Perubahan-perubahan akibat pendudukan Jepang

Untuk memahami keadaan sosiologis masyarakat dalam perspektif historis secara lebih utuh, dijelaskan konfigurasi sosio-historis masyarakat pedesaan Jawa pada masa pendudukan Jepang dalam konteks perubahan sosial yang diakibatkan proses pendudukan itu. Berikut ini satu-persatu aspek perubahan tersebut akan dibahas.

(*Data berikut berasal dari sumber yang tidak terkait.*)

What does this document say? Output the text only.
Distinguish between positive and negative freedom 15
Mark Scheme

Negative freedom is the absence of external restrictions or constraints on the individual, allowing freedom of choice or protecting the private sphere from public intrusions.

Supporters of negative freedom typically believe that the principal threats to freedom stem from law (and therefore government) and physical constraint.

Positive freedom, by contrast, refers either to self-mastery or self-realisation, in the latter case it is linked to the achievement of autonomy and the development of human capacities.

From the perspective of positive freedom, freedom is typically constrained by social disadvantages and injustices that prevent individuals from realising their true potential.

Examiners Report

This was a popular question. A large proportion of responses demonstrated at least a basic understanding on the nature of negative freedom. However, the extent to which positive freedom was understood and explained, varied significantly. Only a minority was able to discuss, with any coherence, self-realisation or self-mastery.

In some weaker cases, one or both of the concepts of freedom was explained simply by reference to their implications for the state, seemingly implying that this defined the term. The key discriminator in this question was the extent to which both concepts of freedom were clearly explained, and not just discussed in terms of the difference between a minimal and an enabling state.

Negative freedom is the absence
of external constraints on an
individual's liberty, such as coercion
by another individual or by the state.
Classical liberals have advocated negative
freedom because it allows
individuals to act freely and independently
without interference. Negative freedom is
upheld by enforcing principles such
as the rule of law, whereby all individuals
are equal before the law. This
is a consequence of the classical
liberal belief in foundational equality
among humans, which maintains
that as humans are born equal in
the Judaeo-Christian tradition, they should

a. Aspek Politik Pemerintahan

Kedatangan balatentara Dai Nippo di Indonesia segera  diikuti oleh perubahan-perubahan yang mendasar dalam sistem hukum. Hal itu dimaksudkan untuk menjalankan pemerintahan di bawah pendudukan Jepang, meskipun dalam hal ini Jepang terlihat untuk berupaya mempertahankan sistem yang sudah ada.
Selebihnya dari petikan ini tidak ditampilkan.